Here is a link with similar deductions and further links

http://forum.enjoysudoku.com/viewtopic.php?t=4731

(Havard, Mike Barker, and others added some stuff since the last time you posted to it, daj.)

by **Havard** » Tue Oct 03, 2006 6:21 pm

[EDIT: Said wrong stuff.]

by **ronk** » Tue Oct 03, 2006 7:38 pm

[edit: no longer a reason for the original post]

by **Havard** » Tue Oct 03, 2006 7:47 pm

oops, I'm sorry. Getting late. Thanks for pointing out my mistake!

by **daj95376** » Tue Oct 03, 2006 8:14 pm

Actually there are two overlapping, finned Jellyfish for <7> that're more appropriate for the eliminations I indicated.

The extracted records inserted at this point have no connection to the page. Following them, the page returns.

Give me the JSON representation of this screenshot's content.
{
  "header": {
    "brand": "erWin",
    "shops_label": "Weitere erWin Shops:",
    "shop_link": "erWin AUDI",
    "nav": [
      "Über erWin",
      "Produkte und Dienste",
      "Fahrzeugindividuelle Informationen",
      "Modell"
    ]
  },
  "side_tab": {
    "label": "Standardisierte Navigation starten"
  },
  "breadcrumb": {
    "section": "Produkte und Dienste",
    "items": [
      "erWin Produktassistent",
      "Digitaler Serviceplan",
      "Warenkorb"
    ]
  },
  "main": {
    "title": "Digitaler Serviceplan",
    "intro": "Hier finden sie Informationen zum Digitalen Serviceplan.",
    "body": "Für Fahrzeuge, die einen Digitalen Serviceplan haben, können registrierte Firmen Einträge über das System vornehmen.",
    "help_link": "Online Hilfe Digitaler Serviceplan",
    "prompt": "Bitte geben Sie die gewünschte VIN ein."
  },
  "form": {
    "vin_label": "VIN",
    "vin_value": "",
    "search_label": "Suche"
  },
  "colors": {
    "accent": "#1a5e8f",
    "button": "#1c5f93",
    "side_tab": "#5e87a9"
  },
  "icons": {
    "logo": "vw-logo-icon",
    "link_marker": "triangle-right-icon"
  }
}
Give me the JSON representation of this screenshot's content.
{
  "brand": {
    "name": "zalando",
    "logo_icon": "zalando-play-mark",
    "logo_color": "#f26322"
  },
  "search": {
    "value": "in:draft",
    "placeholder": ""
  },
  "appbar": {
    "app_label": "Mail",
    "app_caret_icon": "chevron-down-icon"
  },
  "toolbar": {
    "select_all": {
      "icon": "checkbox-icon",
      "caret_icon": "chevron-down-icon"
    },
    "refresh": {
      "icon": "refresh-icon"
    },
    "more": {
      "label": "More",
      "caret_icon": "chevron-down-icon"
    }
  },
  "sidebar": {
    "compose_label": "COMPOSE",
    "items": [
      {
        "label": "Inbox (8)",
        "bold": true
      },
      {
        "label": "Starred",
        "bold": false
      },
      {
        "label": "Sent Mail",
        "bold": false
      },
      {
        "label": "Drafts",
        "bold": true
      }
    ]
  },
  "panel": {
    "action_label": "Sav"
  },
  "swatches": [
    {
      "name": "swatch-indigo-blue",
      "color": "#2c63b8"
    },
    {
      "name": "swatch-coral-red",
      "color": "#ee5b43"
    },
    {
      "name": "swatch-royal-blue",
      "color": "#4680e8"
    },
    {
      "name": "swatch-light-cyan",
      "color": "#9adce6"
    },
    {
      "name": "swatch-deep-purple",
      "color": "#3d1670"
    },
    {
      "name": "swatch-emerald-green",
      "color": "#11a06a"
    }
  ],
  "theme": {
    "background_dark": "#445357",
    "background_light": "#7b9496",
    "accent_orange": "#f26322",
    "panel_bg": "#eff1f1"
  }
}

Code: Select all: *-----------------------------------------------------------------------------* | 4 -12567 678 | 138 156 3568 | 1257 12356 9 | | 12568 1256 689 | 1389 7 3568 | 125 123456 13456 | |*1567 *15679 3 | 4 1569 2 | 8 156 *1567 | |-------------------------+-------------------------+-------------------------| |*357 *3457 1 |#78 24 9 | 6 2358 358 | | 56 8 469 | 12 3 46 | 1259 7 15 | |*367 *3679 2 | 5 16 #78 | 4 1389 138 | |-------------------------+-------------------------+-------------------------| |*278 *247 5 | 6 29 1 | 3 489 *478 | |-12367 -123467 467 | 29 8 3457 | 1579 1456 -14567 | | 9 -13467 678 | 37 45 3457 | 157 14568 2 | *-----------------------------------------------------------------------------* Jellyfish [r3467c1249] for <7>, Fin: [r6c6]=7 => Swordfish [r347c129] -or- Jellyfish [r3467c1269] for <7>, Fin: [r4c4]=7 => Swordfish [r367c129]

Another interpretation:

Code: Select all: Double Implication Chain for <7> in [b5] [r4c4]=7 => Swordfish [r367c129] [r6c6]=7 => Swordfish [r347c129]

Note: Claudia has produced multiple Arabian-Star puzzles as of this message. This is the first and shouldn't be confused with the KILLER Jellyfish version mentioned elsewhere.